2. Description of the Related Art Generally, stainless steel containers are used for metal containers for various drinks including draft beer, and an annular rubber protector 20 is attached to the upper and lower edges of a container body 21 as shown in FIG. Design No. 635034). The rubber protector 20 includes an upper bottom 22 of the container body 21.
And the periphery of the lower bottom 23 to protect the bottom.

[0003]

Since the rubber protector protects the container body from impact, it is necessary that the rubber protector itself has flexibility. The rubber material used as the rubber protector is The rising edge of the rubber protector that comes into contact with the floor, etc., is liable to be worn because the abrasion resistance is small, and if the rising opening edge is unevenly worn and deformed, the container body is in a normal upright posture. Can no longer be fixed.

Further, when an impact force is applied to a part of the rubber protector, the impact force concentrates on a part of the rubber protector without being dispersed throughout the rubber protector because the rubber protector has flexibility. Thus, there is a problem that the impact force is locally applied to the container main body and the container main body is locally deformed.

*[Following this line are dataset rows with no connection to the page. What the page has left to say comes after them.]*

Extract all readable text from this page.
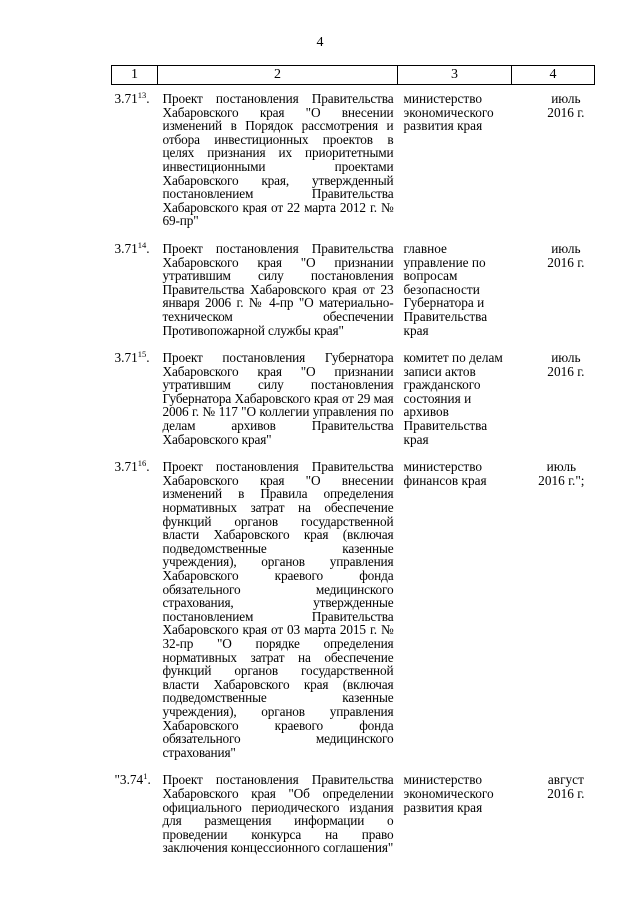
4
1	2	3	4
3.71$^{13}$.	Проект постановления Правительства Хабаровского края "О внесении изменений в Порядок рассмотрения и отбора инвестиционных проектов в целях признания их приоритетными инвестиционными проектами Хабаровского края, утвержденный постановлением Правительства Хабаровского края от 22 марта 2012 г. № 69-пр"	министерство экономического развития края	июль
2016 г.
3.71$^{14}$.	Проект постановления Правительства Хабаровского края "О признании утратившим силу постановления Правительства Хабаровского края от 23 января 2006 г. № 4-пр "О материально-техническом обеспечении Противопожарной службы края"	главное управление по вопросам безопасности Губернатора и Правительства края	июль
2016 г.
3.71$^{15}$.	Проект постановления Губернатора Хабаровского края "О признании утратившим силу постановления Губернатора Хабаровского края от 29 мая 2006 г. № 117 "О коллегии управления по делам архивов Правительства Хабаровского края"	комитет по делам записи актов гражданского состояния и архивов Правительства края	июль
2016 г.
3.71$^{16}$.	Проект постановления Правительства Хабаровского края "О внесении изменений в Правила определения нормативных затрат на обеспечение функций органов государственной власти Хабаровского края (включая подведомственные казенные учреждения), органов управления Хабаровского краевого фонда обязательного медицинского страхования, утвержденные постановлением Правительства Хабаровского края от 03 марта 2015 г. № 32-пр "О порядке определения нормативных затрат на обеспечение функций органов государственной власти Хабаровского края (включая подведомственные казенные учреждения), органов управления Хабаровского краевого фонда обязательного медицинского страхования"	министерство финансов края	июль
2016 г.";
"3.74$^1$.	Проект постановления Правительства Хабаровского края "Об определении официального периодического издания для размещения информации о проведении конкурса на право заключения концессионного соглашения"	министерство экономического развития края	август
2016 г.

On the other hand, metal containers are used for various purposes. For example, when used as a beer keg, when filling beer, the beer keg is placed in an upright position on a belt conveyor, and in order to ensure consistency with the beer injection operation by the beer filling device, the beer keg is used. There are cases in which the beer barrels are placed on standby and conveyed while sliding between the belt conveyors, or the beer barrels are stacked vertically and conveyed while sliding on the floor. In these cases, the rubber protector has a high hardness at the rising opening edge that contacts the belt conveyor and floor,
It must be made of a material with low slip resistance.

[0006] However, since the rubber protector is an integrally molded product, if the hardness of the rising opening edge is increased, the flexibility required for absorbing shock is lost, and the container body cannot be protected from shock. .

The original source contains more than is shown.